Juillet 2008. Après avoir résisté pendant plusieurs années, la France laisse finalement entrer sur son territoire les canettes de boisson énergisante, déjà commercialisées dans près de 150 pays. Mais ce n'est pas de gaieté de cœur et la ministre de la Santé Roselyne Bachelot ne cesse de répéter qu'elle s'inquiète des conséquences d'une absorption importante de ce produit pour l'organisme.
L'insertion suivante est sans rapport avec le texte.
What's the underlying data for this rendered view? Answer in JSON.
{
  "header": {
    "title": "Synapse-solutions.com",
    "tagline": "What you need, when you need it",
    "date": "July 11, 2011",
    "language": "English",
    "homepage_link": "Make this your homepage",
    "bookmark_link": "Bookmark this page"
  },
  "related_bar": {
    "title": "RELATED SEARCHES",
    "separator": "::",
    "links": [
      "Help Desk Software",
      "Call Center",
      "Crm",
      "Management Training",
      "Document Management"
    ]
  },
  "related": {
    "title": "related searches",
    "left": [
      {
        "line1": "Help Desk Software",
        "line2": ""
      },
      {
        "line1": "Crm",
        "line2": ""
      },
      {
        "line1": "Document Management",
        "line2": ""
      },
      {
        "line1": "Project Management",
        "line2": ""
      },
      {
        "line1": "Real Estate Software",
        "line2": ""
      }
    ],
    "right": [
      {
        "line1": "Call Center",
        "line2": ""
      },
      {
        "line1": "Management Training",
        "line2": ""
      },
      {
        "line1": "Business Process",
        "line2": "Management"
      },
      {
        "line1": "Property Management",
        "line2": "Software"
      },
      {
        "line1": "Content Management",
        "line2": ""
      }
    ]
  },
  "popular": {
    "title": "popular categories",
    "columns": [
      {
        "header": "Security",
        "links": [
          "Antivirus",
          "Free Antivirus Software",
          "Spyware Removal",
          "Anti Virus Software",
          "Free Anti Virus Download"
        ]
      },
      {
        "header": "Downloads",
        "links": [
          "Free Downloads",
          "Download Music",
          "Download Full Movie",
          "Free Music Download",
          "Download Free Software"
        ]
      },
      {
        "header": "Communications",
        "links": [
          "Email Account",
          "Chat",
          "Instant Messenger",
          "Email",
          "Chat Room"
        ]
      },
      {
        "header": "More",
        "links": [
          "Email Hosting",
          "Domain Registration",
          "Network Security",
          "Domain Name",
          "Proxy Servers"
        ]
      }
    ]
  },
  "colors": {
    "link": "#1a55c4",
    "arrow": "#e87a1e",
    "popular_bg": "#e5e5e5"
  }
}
Plusieurs cas répertoriés à travers le monde lui permettent d'étayer ses propos. Un peu partout dans le monde, des troubles ont été rapportés chez des personnes ayant bu du Red Bull dans les heures précédent l'incident. Les symptômes décrits sont multiples : agitation, hyperactivité, augmentation du rythme cardiaque, incohérence dans le raisonnement, comportement inadéquat, agressivité... Plusieurs morts de par le monde sont même suspectées d'être liées à la consommation de Red Bull, le plus souvent associée à de la vodka. Chaque fois, des personnes jeunes, dans la vingtaine ou la trentaine, en bonne santé, sont décédées brutalement, sans autre signe qu'un arrêt cardiaque soudain. La boisson énergisante est donc fortement soupçonnée d'avoir joué un rôle dans ces décès prématurés, mais rien n'a pu être prouvé, ni dans un sens ni dans l'autre.

Pendant 10 ans, la France a résisté et a interdit que le Red Bull ne franchisse ses frontières, invoquant le principe de précaution. Mais voilà : les autorités sanitaires européennes ont rendu un avis favorable quant à la consommation de la boisson d'origine autrichienne en Europe. En refusant de s'y conformer, la France entrait donc dans l'illégalité et s'exposait alors à payer à l'Union européenne des sommes faramineuses en guise de réprimande.

 

Une demi-canette par jour

En avril 2008, Red Bull a commencé par commercialiser une version édulcorée qui ne contenait pas de taurine, la substance la plus controversée de ce cocktail. Finalement en juillet, la compagnie a obtenu l'autorisation de vendre la version originale de ses canettes dans tout l'Hexagone.

 

Le ministère de la Santé continue toutefois de mettre en garde les consommateurs et recommande de ne pas absorber plus d'une demi-canette par jour. Le fabricant, lui, indique qu'il ne faut pas excéder deux canettes quotidiennes.

Une surveillance nationale a été mise en place, coordonnée par l'Institut national de veille sanitaire, qui fera des points réguliers. Le premier est paru fin mai et n'a conclu à aucun effet indésirable aigu notable.